Als das Paulskirchen-Parlament jedoch immer stärker unter konservativen Einfluss geriet, schloss sich Blum den Aufständischen in Wien an, wo er verhaftet, zum Tode verurteilt und einen Tag vor seinem 41. Geburtstag hingerichtet wurde. Seine letzten Worte waren: »Ich sterbe für die deutsche Freiheit, für die ich gekämpft. Möge das Vaterland meiner eingedenk sein.« Jahrzehntelang wurde er zum »Märtyrer der Revolution« und »Erschossen wie Robert Blum« fortan zu einem geflügelten Wort.
Zerback schildert Blum aber nicht nur als europäischen Visionär, sondern zugleich als Pragmatiker und nüchternen Realpolitiker. Auf den dreihundert Seiten gelingt es ihm, neben dem Menschen und dem nimmermüden Aktivisten Robert Blum auch einen lebendigen Eindruck von der bewegten und bewegenden Epoche des Vormärz, der Revolution von 1848 und dem Versagen der ersten deutschen Nationalversammlung zu vermitteln.

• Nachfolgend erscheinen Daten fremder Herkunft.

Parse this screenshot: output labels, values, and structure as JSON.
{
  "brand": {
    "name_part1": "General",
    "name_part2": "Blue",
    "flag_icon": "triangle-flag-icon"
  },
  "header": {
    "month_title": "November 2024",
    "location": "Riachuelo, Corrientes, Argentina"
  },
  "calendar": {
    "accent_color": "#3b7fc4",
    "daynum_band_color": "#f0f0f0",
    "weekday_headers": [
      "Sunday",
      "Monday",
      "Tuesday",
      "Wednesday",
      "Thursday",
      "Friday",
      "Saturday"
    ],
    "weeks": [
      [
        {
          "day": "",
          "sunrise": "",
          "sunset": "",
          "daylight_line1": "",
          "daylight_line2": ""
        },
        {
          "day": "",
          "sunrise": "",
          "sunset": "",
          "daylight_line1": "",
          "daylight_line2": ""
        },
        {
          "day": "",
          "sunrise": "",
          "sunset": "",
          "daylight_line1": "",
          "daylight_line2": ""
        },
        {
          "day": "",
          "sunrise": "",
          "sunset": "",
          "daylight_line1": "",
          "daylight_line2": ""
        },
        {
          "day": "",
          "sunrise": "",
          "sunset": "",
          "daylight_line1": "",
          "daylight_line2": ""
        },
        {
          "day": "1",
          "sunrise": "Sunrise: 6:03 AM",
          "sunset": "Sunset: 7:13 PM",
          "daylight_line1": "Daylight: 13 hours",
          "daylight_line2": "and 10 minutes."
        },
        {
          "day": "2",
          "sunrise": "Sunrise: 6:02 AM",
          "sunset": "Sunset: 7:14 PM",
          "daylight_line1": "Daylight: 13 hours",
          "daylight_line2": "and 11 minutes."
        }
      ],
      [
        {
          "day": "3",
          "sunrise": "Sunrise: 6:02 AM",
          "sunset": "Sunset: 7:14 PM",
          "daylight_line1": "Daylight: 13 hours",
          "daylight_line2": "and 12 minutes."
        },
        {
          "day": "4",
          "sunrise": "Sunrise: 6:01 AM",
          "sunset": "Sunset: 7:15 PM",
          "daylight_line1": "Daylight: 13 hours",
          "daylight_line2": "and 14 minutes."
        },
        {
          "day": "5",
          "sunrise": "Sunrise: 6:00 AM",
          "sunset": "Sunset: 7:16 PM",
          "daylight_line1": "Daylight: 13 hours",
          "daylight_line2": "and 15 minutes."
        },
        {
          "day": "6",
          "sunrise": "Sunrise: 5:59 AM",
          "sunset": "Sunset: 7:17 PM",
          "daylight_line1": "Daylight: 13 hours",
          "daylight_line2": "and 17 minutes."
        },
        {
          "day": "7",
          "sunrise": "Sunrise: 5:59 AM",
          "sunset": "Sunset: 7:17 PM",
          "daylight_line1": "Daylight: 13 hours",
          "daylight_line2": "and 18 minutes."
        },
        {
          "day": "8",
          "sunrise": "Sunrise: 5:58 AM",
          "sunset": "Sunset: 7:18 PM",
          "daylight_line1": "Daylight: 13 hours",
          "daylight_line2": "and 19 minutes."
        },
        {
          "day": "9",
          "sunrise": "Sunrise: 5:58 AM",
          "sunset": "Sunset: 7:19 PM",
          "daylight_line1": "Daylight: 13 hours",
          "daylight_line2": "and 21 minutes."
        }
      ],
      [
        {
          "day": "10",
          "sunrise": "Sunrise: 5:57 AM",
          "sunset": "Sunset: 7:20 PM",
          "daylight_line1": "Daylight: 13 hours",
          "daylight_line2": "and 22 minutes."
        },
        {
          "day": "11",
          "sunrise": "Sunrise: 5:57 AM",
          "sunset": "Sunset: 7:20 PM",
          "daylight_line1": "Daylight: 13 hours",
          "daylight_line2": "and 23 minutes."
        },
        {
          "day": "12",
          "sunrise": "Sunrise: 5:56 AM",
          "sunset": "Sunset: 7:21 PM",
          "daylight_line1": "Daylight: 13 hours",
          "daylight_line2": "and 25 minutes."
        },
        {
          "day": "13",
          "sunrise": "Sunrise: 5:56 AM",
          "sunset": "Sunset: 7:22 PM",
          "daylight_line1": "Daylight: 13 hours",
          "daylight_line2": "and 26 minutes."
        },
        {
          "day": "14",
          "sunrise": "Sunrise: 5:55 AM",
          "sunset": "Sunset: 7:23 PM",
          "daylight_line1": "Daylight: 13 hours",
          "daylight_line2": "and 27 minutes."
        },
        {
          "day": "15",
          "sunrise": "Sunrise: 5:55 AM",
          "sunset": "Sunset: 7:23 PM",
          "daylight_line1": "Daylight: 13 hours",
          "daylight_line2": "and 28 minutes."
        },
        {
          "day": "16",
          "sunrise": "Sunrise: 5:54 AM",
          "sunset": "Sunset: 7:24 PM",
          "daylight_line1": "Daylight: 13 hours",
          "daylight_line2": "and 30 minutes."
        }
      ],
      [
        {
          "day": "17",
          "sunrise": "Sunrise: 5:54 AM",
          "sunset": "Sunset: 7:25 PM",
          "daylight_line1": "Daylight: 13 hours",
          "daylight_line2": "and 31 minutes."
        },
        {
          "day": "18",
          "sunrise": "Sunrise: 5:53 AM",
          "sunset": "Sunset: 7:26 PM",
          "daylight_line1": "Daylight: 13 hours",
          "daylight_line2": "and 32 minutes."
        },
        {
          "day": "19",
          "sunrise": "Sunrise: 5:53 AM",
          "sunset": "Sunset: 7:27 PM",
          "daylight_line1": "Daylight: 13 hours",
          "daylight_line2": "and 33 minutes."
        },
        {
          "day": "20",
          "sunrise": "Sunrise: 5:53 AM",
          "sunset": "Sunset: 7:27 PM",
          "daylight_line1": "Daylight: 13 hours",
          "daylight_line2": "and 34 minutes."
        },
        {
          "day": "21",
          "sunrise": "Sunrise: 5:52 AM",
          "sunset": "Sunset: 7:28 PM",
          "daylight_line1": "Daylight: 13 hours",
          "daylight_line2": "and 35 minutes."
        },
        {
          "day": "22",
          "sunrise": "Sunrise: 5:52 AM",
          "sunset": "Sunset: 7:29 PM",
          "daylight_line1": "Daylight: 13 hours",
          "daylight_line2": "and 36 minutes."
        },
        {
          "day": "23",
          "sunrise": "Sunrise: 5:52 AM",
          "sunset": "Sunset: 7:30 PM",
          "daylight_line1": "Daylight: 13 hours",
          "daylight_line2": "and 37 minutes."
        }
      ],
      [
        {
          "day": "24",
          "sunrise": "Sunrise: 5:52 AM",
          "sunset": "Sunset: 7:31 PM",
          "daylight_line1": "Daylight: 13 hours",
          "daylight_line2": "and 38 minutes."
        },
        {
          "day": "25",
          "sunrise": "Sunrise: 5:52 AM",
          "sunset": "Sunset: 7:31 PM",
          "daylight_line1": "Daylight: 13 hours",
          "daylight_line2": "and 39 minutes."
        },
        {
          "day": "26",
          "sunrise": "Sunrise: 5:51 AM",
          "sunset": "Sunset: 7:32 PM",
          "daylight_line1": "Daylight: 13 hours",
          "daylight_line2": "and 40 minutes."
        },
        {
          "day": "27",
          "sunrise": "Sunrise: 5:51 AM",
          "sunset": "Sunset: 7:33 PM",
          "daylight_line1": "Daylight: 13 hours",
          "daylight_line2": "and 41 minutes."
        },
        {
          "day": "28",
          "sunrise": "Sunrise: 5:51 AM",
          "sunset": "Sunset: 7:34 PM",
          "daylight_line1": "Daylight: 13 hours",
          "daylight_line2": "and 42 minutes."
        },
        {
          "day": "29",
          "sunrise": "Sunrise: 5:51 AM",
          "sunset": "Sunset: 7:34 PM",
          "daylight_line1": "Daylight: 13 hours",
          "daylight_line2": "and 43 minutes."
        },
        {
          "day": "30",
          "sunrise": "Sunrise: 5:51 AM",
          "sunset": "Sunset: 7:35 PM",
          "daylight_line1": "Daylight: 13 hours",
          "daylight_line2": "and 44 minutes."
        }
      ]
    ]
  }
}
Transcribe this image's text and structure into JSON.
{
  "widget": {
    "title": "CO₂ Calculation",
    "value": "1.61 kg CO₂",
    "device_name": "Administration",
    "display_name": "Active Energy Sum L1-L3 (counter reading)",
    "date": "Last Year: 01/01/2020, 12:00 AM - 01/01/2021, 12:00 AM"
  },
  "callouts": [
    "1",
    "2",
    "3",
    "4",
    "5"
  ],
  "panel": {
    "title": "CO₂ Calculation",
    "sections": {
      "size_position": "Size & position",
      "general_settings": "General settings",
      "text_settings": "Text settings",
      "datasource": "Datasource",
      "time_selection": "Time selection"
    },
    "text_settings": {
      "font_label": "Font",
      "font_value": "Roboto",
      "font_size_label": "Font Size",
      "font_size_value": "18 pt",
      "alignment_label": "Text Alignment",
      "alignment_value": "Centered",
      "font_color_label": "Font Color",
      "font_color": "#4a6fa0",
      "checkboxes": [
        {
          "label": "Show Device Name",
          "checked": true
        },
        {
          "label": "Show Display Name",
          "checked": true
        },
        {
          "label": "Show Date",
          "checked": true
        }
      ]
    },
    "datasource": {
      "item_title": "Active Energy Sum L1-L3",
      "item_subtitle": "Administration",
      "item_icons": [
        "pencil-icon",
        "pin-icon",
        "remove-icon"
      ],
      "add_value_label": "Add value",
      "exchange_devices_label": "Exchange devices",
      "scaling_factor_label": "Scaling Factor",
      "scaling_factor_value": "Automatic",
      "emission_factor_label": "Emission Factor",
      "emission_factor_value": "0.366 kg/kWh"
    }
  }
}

Ergänzt wird die Biografie durch zahlreiche zeitgenössische Illustrationen und Porträts von Robert Blum.
Ralf Zerback: Einigkeit und Recht und Freiheit – Das Leben des Robert Blum, Lehmstedt Verlag, Leipzig 2023, 2. Aufl., 359 S., 25 €.
In der »Edition Paulskirche« erschien ebenfalls kürzlich ein Buch mit Originaltexten und einem Vorwort von Gabriele Gillen. Robert Blum: Es ist 5 Uhr und um 6 werde ich erschossen, Verlag Kiepenheuer & Witsch, Köln 2023, 192 S., 15 €.